1. The absence of clear biological markers to aid us in establishing an etiological basis for diagnosing mental health disorders will translate into a manual that is more of the same. Lacking such markers, lists of symptoms will continue to be grouped into syndromes that are different in name only.
  2. The manual is not an improvement over the current DSM-IV and offers no clear advantage to the user. This edition has taken its sweet time getting itself together, and from what I’ve read, along with my own investigation, does not markedly set itself apart as a body of work with unique characteristics. Criteria will still be loosely defined. Symptomatic overlap among co-morbid conditions will continue to make them indistinguishable from the primary diagnosis. This book will expand the “what” while continuing to ignore the “how.” A ground breaking step would be to add a section that provides a set of guidelines with steps for how to make a diagnosis. The inexperienced, novice clinician without a number of clinical exposures under his or her belt could benefit significantly from this addition.
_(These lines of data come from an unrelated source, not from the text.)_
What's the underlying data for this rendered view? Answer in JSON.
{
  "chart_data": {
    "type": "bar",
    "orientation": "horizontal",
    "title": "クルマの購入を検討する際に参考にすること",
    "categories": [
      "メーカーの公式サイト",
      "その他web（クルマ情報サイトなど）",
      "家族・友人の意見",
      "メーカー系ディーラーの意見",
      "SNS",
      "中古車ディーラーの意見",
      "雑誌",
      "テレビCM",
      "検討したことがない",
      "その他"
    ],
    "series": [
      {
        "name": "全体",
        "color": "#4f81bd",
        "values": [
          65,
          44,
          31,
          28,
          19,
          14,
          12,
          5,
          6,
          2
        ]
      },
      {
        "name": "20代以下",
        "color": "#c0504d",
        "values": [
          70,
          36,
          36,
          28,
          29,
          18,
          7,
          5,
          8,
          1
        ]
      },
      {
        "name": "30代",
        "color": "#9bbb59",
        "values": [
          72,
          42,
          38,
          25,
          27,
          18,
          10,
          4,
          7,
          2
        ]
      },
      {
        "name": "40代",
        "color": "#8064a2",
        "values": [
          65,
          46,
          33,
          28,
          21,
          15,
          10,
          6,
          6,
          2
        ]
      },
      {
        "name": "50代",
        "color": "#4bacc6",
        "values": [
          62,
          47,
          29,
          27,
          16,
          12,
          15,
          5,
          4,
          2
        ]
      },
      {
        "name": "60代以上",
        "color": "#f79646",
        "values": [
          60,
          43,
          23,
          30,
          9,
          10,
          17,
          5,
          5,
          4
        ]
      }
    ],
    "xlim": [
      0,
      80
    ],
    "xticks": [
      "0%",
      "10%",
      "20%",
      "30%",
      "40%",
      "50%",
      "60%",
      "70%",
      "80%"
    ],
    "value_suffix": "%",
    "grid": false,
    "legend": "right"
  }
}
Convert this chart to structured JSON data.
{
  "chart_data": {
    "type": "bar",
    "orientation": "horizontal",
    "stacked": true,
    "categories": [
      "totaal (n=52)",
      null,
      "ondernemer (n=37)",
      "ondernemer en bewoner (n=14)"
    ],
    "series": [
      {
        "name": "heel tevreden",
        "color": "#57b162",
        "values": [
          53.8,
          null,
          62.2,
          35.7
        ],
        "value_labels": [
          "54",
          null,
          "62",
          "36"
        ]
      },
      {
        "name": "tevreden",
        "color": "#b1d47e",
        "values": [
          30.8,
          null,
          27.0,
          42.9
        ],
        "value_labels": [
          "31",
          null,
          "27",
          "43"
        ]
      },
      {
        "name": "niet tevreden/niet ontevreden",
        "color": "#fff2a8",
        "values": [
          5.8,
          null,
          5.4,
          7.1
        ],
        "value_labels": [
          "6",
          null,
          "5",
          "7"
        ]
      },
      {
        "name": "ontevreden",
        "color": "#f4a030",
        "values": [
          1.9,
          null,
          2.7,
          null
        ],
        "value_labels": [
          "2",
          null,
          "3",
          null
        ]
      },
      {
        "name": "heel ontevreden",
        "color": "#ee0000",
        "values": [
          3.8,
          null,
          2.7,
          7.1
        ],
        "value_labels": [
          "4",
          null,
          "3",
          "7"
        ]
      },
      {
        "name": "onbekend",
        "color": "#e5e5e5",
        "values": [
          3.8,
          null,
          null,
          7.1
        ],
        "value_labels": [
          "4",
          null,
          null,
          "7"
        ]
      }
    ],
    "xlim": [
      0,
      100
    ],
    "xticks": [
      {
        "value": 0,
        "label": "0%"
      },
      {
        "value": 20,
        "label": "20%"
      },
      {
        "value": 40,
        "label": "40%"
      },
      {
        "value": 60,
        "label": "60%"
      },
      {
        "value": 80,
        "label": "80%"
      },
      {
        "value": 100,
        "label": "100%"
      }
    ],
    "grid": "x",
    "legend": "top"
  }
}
  3. A third reason is that diagnosis is a snapshot in time. It may be accurate at the time it was made yet it is also static. The next frame in a series of diagnostic “photos” may differ from its predecessor, showing a different picture. Why? Because people’s experiences and defenses shape their adaptability over time. A client diagnosed with depression today, may have been diagnosed with generalized anxiety disorder by another practitioner some time ago. This is not a matter of who’s right or wrong; possibly both clinicians correctly diagnosed the client as he/she was at that time. The fluid nature of diagnosis has been an issue with previous DSMs as well, but with DSM-5’s decision to increase the overall number of diagnosable conditions, there’s a cause for consternation. Clinicians don’t need more diagnostic “photos;” they need better quality “photos” so as to be able to differentiate appropriately.